Среди сторонников Мелетия был один влиятельный богослов-библеист Диодор Тарсийский, чьи взгляды существенно отличались от взглядов Евстафия. Он тоже проводил резкую границу между божественностью и человечностью Иисуса: о Слове Божием нельзя сказать «Сын Давидов», а Христа так называли. Он настаивал, что в Спасителе присутствуют две сущности, и в этом противостоял, в числе прочих, самому императору: Юлиан презирал христиан, веривших, будто Иисус есть божественный Логос.
Несмотря на угрозы, «Диодор достаточно долго продолжал строить свое «раздельное» богословие в рамках учения». Он не упоминает о сотворенной душе, а пишет о Слове, обитающем во плоти. Положение Диодора и его открытый спор с императором заставляют предположить, что именно эта тема стала предметом разногласий между сторонниками Мелетия и павлинианами, которых Афанасий попытался примирить в 362 г.

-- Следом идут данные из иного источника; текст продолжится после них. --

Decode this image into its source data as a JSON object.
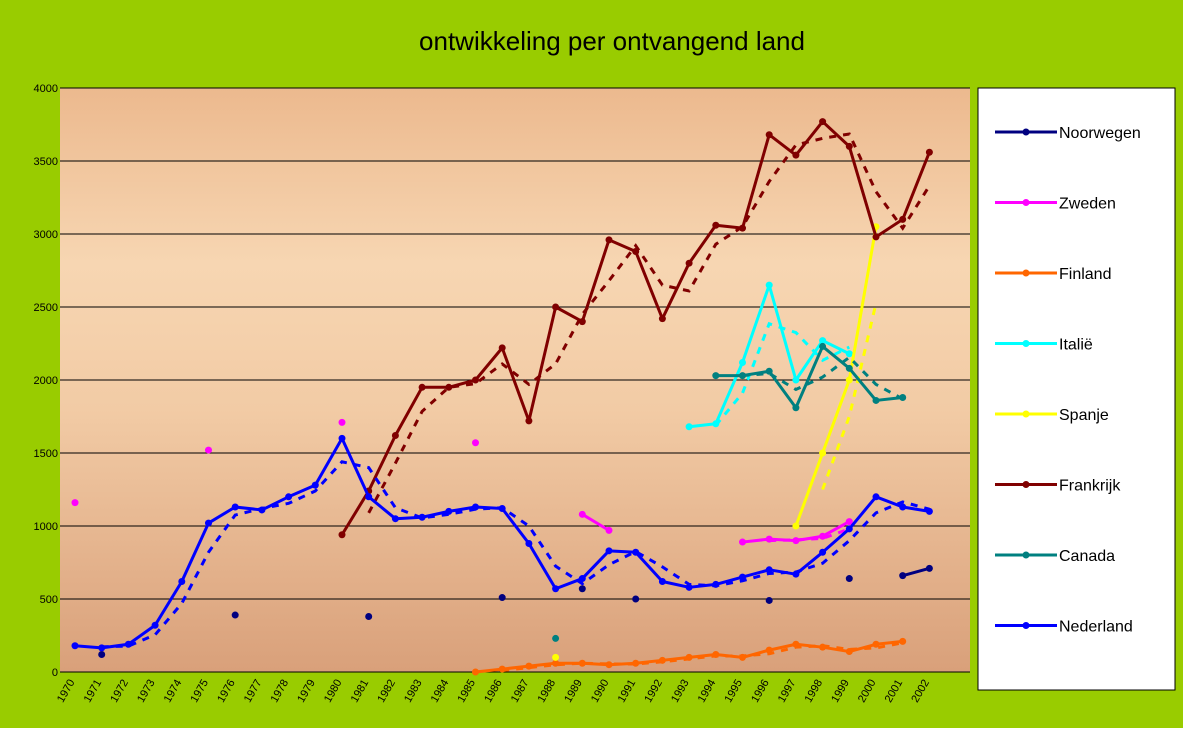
{
  "chart_data": {
    "type": "line",
    "title": "ontwikkeling per ontvangend land",
    "categories": [
      "1970",
      "1971",
      "1972",
      "1973",
      "1974",
      "1975",
      "1976",
      "1977",
      "1978",
      "1979",
      "1980",
      "1981",
      "1982",
      "1983",
      "1984",
      "1985",
      "1986",
      "1987",
      "1988",
      "1989",
      "1990",
      "1991",
      "1992",
      "1993",
      "1994",
      "1995",
      "1996",
      "1997",
      "1998",
      "1999",
      "2000",
      "2001",
      "2002"
    ],
    "ylim": [
      0,
      4000
    ],
    "yticks": [
      0,
      500,
      1000,
      1500,
      2000,
      2500,
      3000,
      3500,
      4000
    ],
    "grid": true,
    "legend": "right",
    "series": [
      {
        "name": "Noorwegen",
        "color": "#000080",
        "values": [
          null,
          120,
          null,
          null,
          null,
          null,
          390,
          null,
          null,
          null,
          null,
          380,
          null,
          null,
          null,
          null,
          510,
          null,
          null,
          570,
          null,
          500,
          null,
          null,
          null,
          null,
          490,
          null,
          null,
          640,
          null,
          660,
          710
        ]
      },
      {
        "name": "Zweden",
        "color": "#ff00ff",
        "values": [
          1160,
          null,
          null,
          null,
          null,
          1520,
          null,
          null,
          null,
          null,
          1710,
          null,
          null,
          null,
          null,
          1570,
          null,
          null,
          null,
          1080,
          970,
          null,
          null,
          null,
          null,
          890,
          910,
          900,
          930,
          1030,
          null,
          null,
          null
        ]
      },
      {
        "name": "Finland",
        "color": "#ff6600",
        "values": [
          null,
          null,
          null,
          null,
          null,
          null,
          null,
          null,
          null,
          null,
          null,
          null,
          null,
          null,
          null,
          0,
          20,
          40,
          60,
          60,
          50,
          60,
          80,
          100,
          120,
          100,
          150,
          190,
          170,
          140,
          190,
          210,
          null
        ]
      },
      {
        "name": "Italië",
        "color": "#00ffff",
        "values": [
          null,
          null,
          null,
          null,
          null,
          null,
          null,
          null,
          null,
          null,
          null,
          null,
          null,
          null,
          null,
          null,
          null,
          null,
          null,
          null,
          null,
          null,
          null,
          1680,
          1700,
          2120,
          2650,
          2000,
          2270,
          2180,
          null,
          null,
          null
        ]
      },
      {
        "name": "Spanje",
        "color": "#ffff00",
        "values": [
          null,
          null,
          null,
          null,
          null,
          null,
          null,
          null,
          null,
          null,
          null,
          null,
          null,
          null,
          null,
          null,
          null,
          null,
          100,
          null,
          null,
          null,
          null,
          null,
          null,
          null,
          null,
          1000,
          1500,
          2000,
          3050,
          null,
          null
        ]
      },
      {
        "name": "Frankrijk",
        "color": "#800000",
        "values": [
          null,
          null,
          null,
          null,
          null,
          null,
          null,
          null,
          null,
          null,
          940,
          1240,
          1620,
          1950,
          1950,
          2000,
          2220,
          1720,
          2500,
          2400,
          2960,
          2880,
          2420,
          2800,
          3060,
          3040,
          3680,
          3540,
          3770,
          3600,
          2980,
          3100,
          3560
        ]
      },
      {
        "name": "Canada",
        "color": "#008080",
        "values": [
          null,
          null,
          null,
          null,
          null,
          null,
          null,
          null,
          null,
          null,
          null,
          null,
          null,
          null,
          null,
          null,
          null,
          null,
          230,
          null,
          null,
          null,
          null,
          null,
          2030,
          2030,
          2060,
          1810,
          2230,
          2080,
          1860,
          1880,
          null
        ]
      },
      {
        "name": "Nederland",
        "color": "#0000ff",
        "values": [
          180,
          165,
          190,
          320,
          620,
          1020,
          1130,
          1110,
          1200,
          1280,
          1600,
          1200,
          1050,
          1060,
          1100,
          1130,
          1120,
          880,
          570,
          640,
          830,
          820,
          620,
          580,
          600,
          650,
          700,
          670,
          820,
          980,
          1200,
          1130,
          1100
        ]
      }
    ]
  }
}
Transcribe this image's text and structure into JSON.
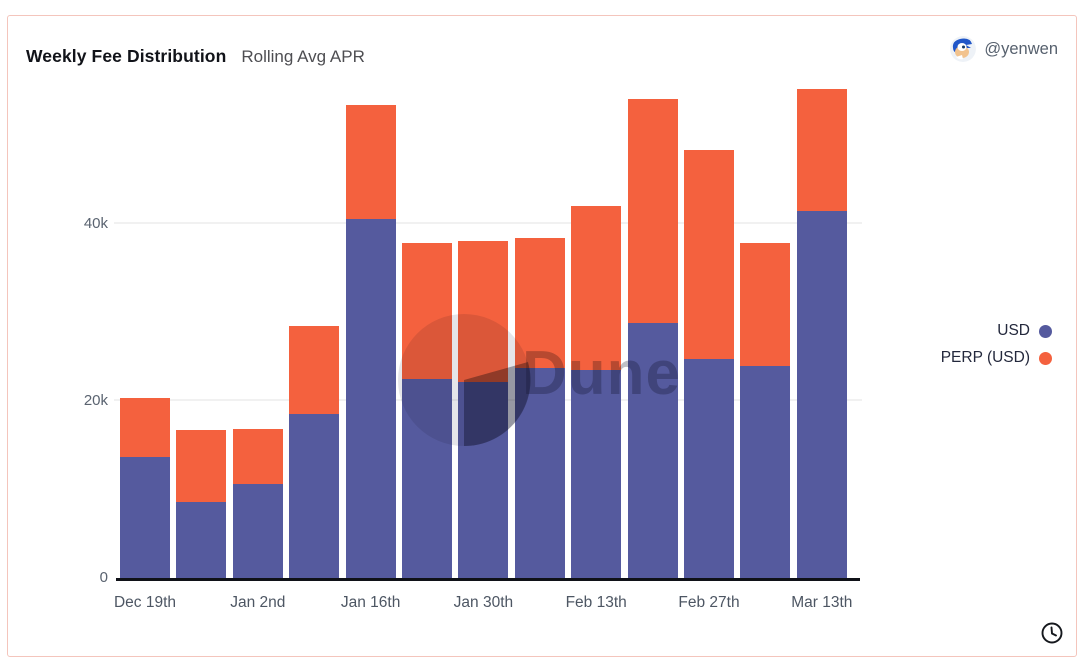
{
  "header": {
    "title": "Weekly Fee Distribution",
    "subtitle": "Rolling Avg APR",
    "author_handle": "@yenwen",
    "avatar_icon": "sonic-avatar"
  },
  "watermark": {
    "text": "Dune",
    "logo_icon": "dune-logo"
  },
  "legend": [
    {
      "label": "USD",
      "color": "#555A9E"
    },
    {
      "label": "PERP (USD)",
      "color": "#F4613E"
    }
  ],
  "colors": {
    "usd_bar": "#555A9E",
    "perp_bar": "#F4613E",
    "card_border": "#F4C5BC",
    "axis": "#101218",
    "gridline": "#f1f1f1"
  },
  "footer": {
    "clock_icon": "clock"
  },
  "chart_data": {
    "type": "bar",
    "stacked": true,
    "title": "Weekly Fee Distribution",
    "subtitle": "Rolling Avg APR",
    "num_bars": 13,
    "x_tick_labels": [
      "Dec 19th",
      "Jan 2nd",
      "Jan 16th",
      "Jan 30th",
      "Feb 13th",
      "Feb 27th",
      "Mar 13th"
    ],
    "x_tick_every_other_bar": true,
    "series": [
      {
        "name": "USD",
        "color": "#555A9E",
        "values": [
          13700,
          8600,
          10600,
          18500,
          40600,
          22500,
          22200,
          23700,
          23500,
          28800,
          24700,
          24000,
          41500
        ]
      },
      {
        "name": "PERP (USD)",
        "color": "#F4613E",
        "values": [
          6600,
          8100,
          6200,
          10000,
          12900,
          15400,
          15900,
          14700,
          18500,
          25300,
          23700,
          13800,
          13700
        ]
      }
    ],
    "stack_totals": [
      20300,
      16700,
      16800,
      28500,
      53500,
      37900,
      38100,
      38400,
      42000,
      54100,
      48400,
      37800,
      55200
    ],
    "y_ticks": [
      "0",
      "20k",
      "40k"
    ],
    "ylim": [
      0,
      56500
    ],
    "grid": "horizontal",
    "legend_position": "right"
  }
}
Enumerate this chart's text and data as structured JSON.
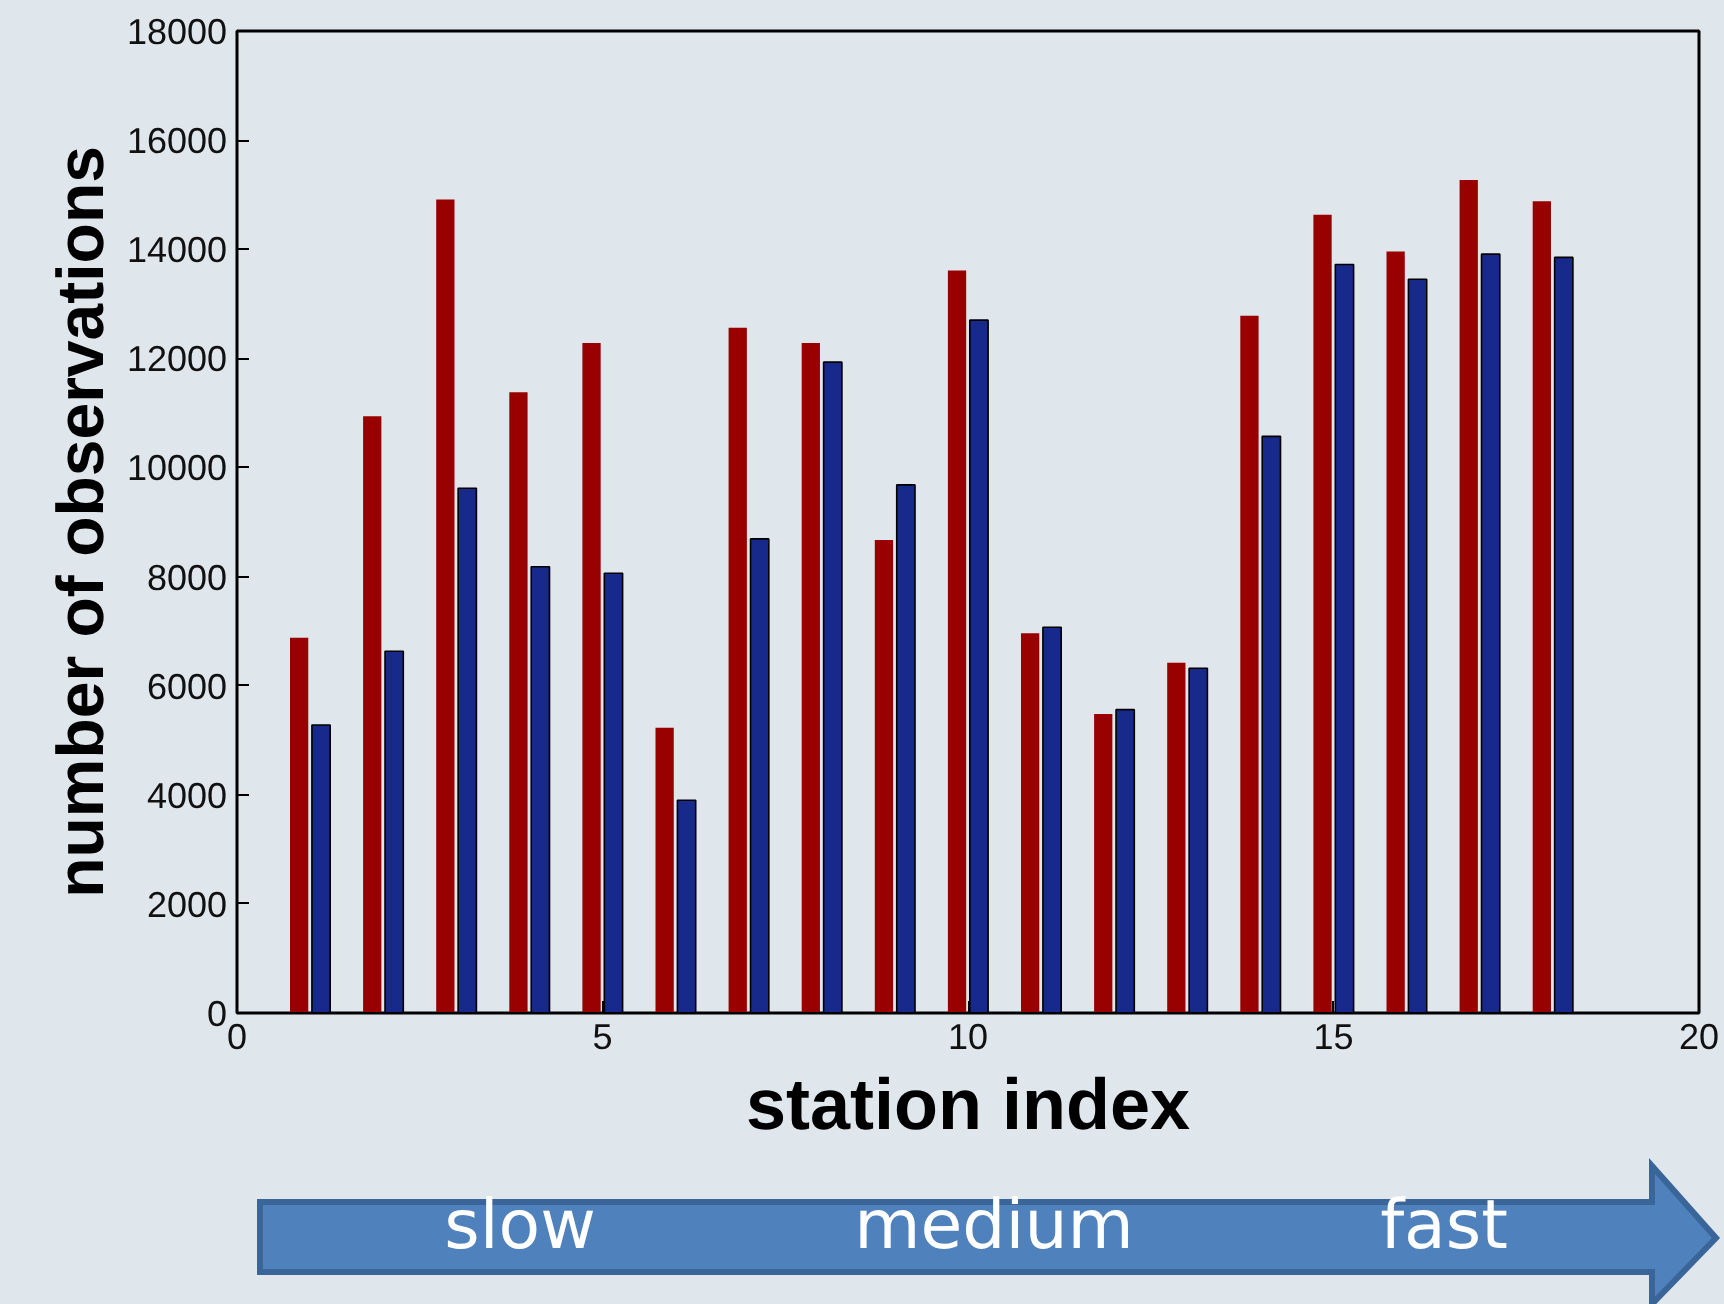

Нет нужды искать источник распри в угасающем арианстве или нарождающейся ереси Аполлинария.
Синодальное письмо Афанасия достигло цели. Александрийцу блестяще удалось запутать богословскими двусмысленностями не только своих читателей, но и современных теологов, до сих пор спорящих о подлинном смысле изящных сентенций. Вероятно, он намеренно составил письмо так, чтобы разные люди поняли его по-разному. «Домоустройство Спасителя по плоти» (на современном языке — Боговоплощение) отличается от состояния пророка, простого смертного, наполненного Словом Божиим. Слово «стало ради нас Человеком, приняв плоть от Марии». Такие положения предназначались для мелетиан, которые подозревали сторонников Павлина в насаждении концепции Христа как «богодухновенного пророка».
Далее Афанасий пишет, что «Спаситель не имел тела ни бездушного, ни бессмысленного, ни безумного». Видимо, имеется в виду, что Христос обладал человеческой душой и разумом, и эту фразу некоторые считают направленной против главного аргумента Аполлинария. Однако вряд ли это так, поскольку Афанасий продолжает: «...невозможно, чтобы Господь, став ради нас Человеком, пребывал бы в теле безумном; а спасение, от Слова принимаемое, было бы для одного только тела, а не для души тоже».
Эта поправка объясняет: «Христос обладает разумом, ибо Он — Бог во плоти», и в таком виде ее легко примут те, кто считал, что Слово замещает сотворенный разум Иисуса, и именно этому учил Аполлинарий. Вторая часть поправки утверждает, что присутствие божественного Логоса в человеке Иисусе обеспечивает спасение человеческой душе. Такое положение оказывается крайне неоднозначным. Неясно, о какой душе идет речь, ведь животные и растения тоже наделены, в некотором смысле, душой, иначе они бы не жили.
Непонятно, является ли Господь душой или жизненным началом в Иисусе, или Сам обладает такой душой. Учение о Христе было все еще недостаточно развито, несмотря на заметные успехи. Однако, по-видимому, все основные силы и даже противостоящие друг другу партии нашли такие формулировки приемлемыми и подписались под ними. Не удивительно, что споры о душе Иисуса не прекратились.